Doctors on Monday called on federal government to scale up implementation of the National Cancer Control Plan, citing the rising number of deaths.

Estimates suggest 115,950 new cases of cancer were reported in 2018 alone, and they killed more than 70,000 people.

“The cancer death rate in our country is still one of the worst in Africa, and this requires attention,” said Dr Philip Ekpe, chairman of the Nigerian Medical Association’s Abuja chapter.

The five-year plan lists priority areas in cancer control between 2018 and 2022, but the Nigerian Medical Association has spoken of “urgently raise awareness on cancer prevention and enforce legislations” that can aid prevention.

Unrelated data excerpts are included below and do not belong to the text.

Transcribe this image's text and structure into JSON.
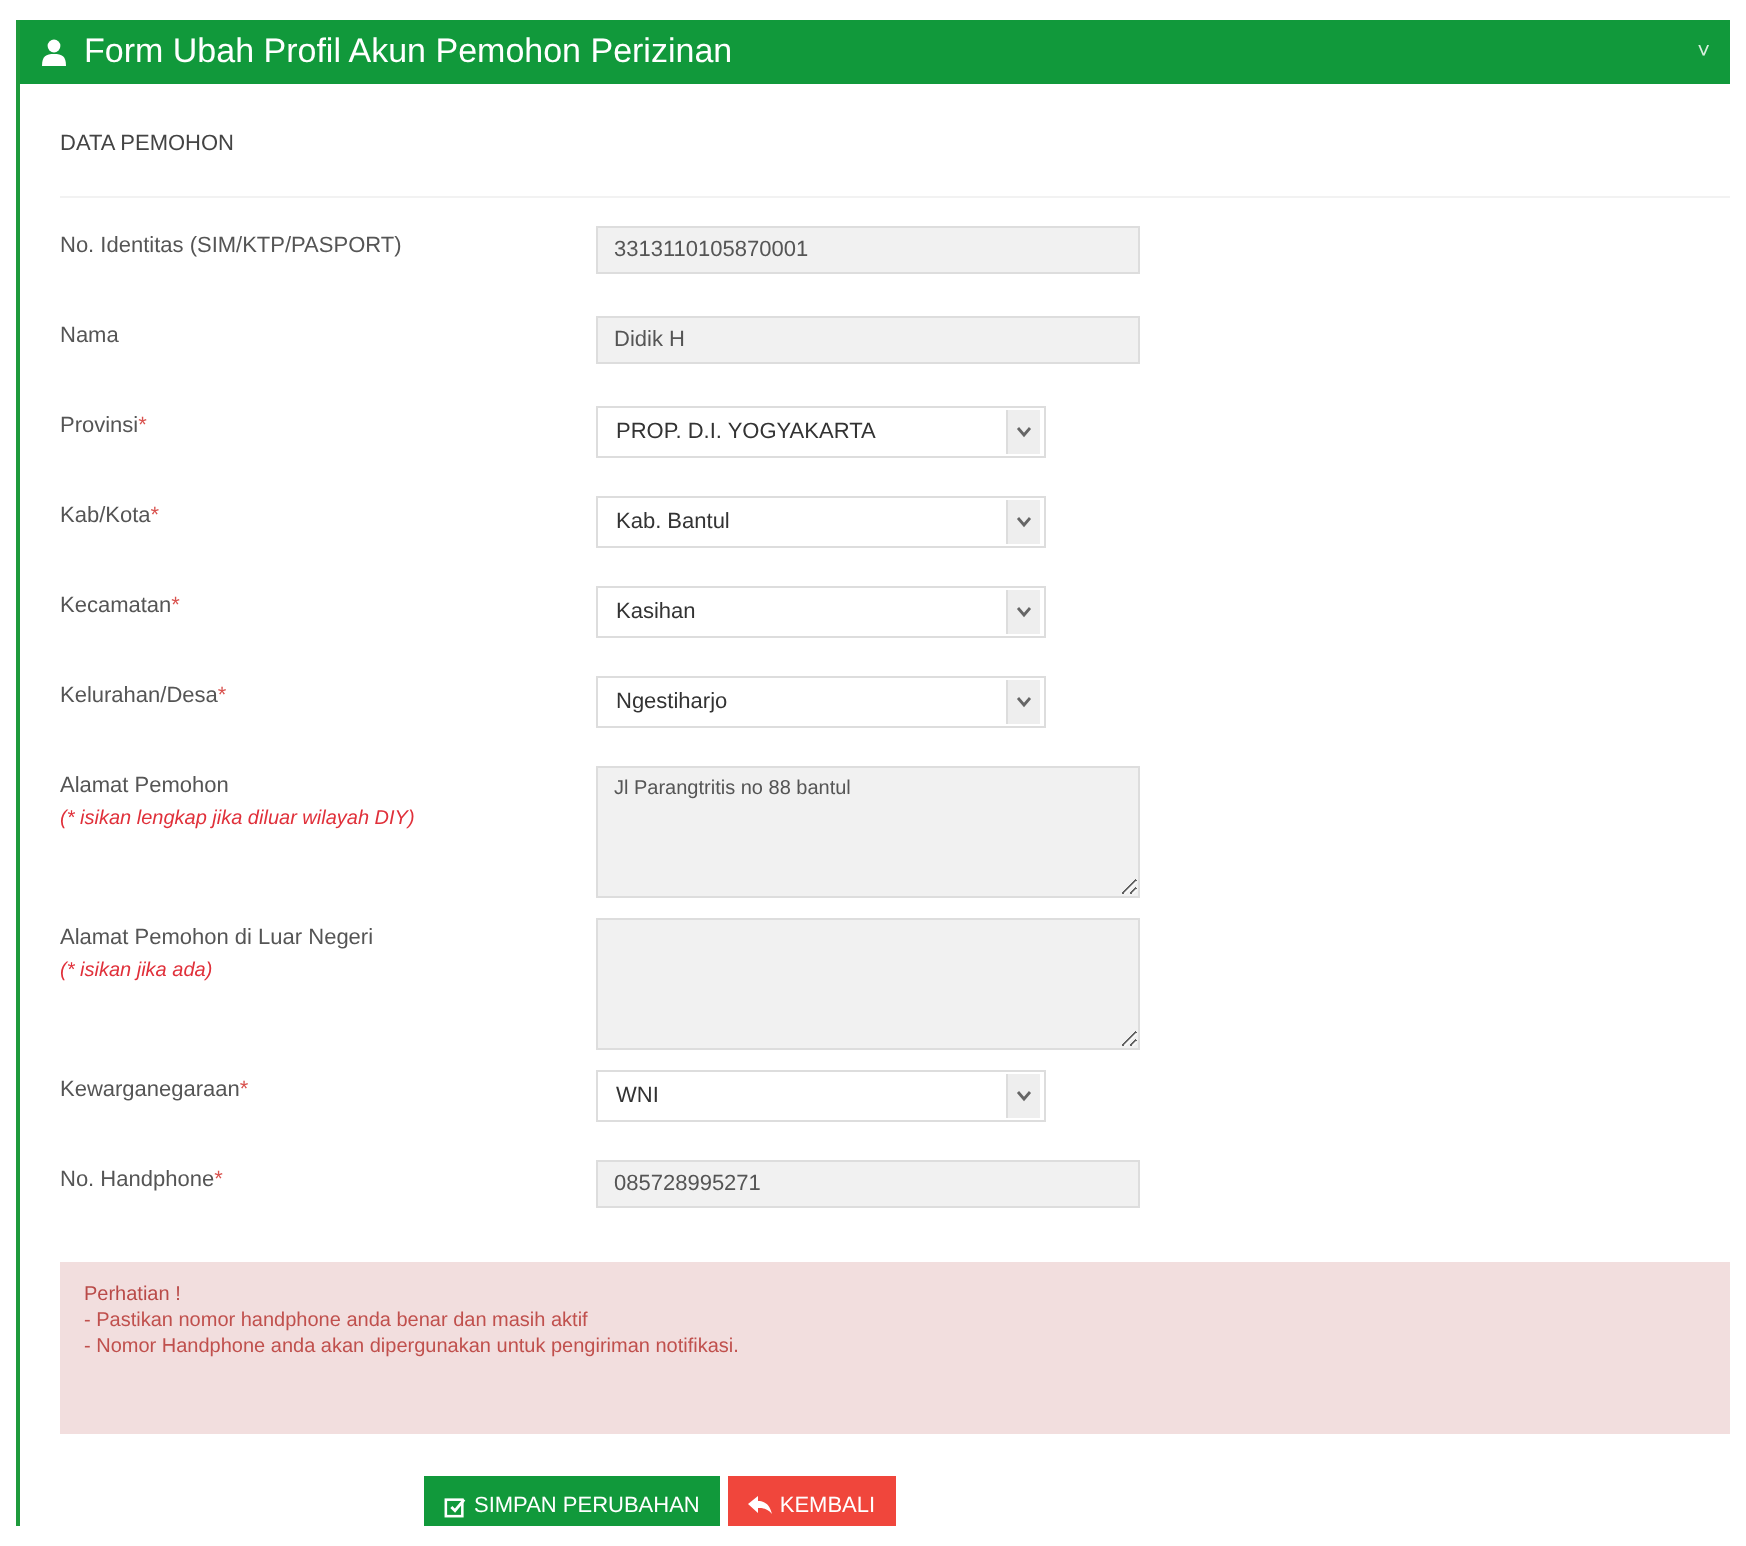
{
  "panel": {
    "title": "Form Ubah Profil Akun Pemohon Perizinan",
    "collapse_icon": "˅"
  },
  "section_title": "DATA PEMOHON",
  "fields": [
    {
      "kind": "text",
      "label": "No. Identitas (SIM/KTP/PASPORT)",
      "value": "3313110105870001"
    },
    {
      "kind": "text",
      "label": "Nama",
      "value": "Didik H"
    },
    {
      "kind": "select",
      "label": "Provinsi",
      "asterisk": "*",
      "value": "PROP. D.I. YOGYAKARTA"
    },
    {
      "kind": "select",
      "label": "Kab/Kota",
      "asterisk": "*",
      "value": "Kab. Bantul"
    },
    {
      "kind": "select",
      "label": "Kecamatan",
      "asterisk": "*",
      "value": "Kasihan"
    },
    {
      "kind": "select",
      "label": "Kelurahan/Desa",
      "asterisk": "*",
      "value": "Ngestiharjo"
    },
    {
      "kind": "textarea",
      "label": "Alamat Pemohon",
      "note": "(* isikan lengkap jika diluar wilayah DIY)",
      "value": "Jl Parangtritis no 88 bantul"
    },
    {
      "kind": "textarea",
      "label": "Alamat Pemohon di Luar Negeri",
      "note": "(* isikan jika ada)"
    },
    {
      "kind": "select",
      "label": "Kewarganegaraan",
      "asterisk": "*",
      "value": "WNI"
    },
    {
      "kind": "text",
      "label": "No. Handphone",
      "asterisk": "*",
      "value": "085728995271"
    }
  ],
  "alert": {
    "title": "Perhatian !",
    "lines": [
      "- Pastikan nomor handphone anda benar dan masih aktif",
      "- Nomor Handphone anda akan dipergunakan untuk pengiriman notifikasi."
    ]
  },
  "buttons": [
    {
      "kind": "save",
      "label": "SIMPAN PERUBAHAN"
    },
    {
      "kind": "back",
      "label": "KEMBALI"
    }
  ]
}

Legislation already exists to control tobacco use in hopes of cutting cancer deaths, but its implementation is inadequate.

NMA called for incorporating human papilloma virus vaccine into routine immunisation schedule, in efforts to cut cervical cancer among women.

Cancer of the cervix is the second deadliest cancer for women, after breast cancer.

The World Health Organisation (WHO) estimated up to six in 10 new cancer cases in the world are recorded in Africa, but seven in 10 cancer deaths globally are in Africa.

Late detection and expensive treatment contribute to the rising cancer deaths, leaving prevention through screening an option.

“Cancer screening and early detection services need urgent intervention,” Ekpe told a press conference to mark World Cancer Day in Abuja.

“Our screening rate is among the lowest in the world, and even among educated, enlightened people,” said Ekpe.

“No excuse is enough not to have a positive behaviour toward prevention of cancer.”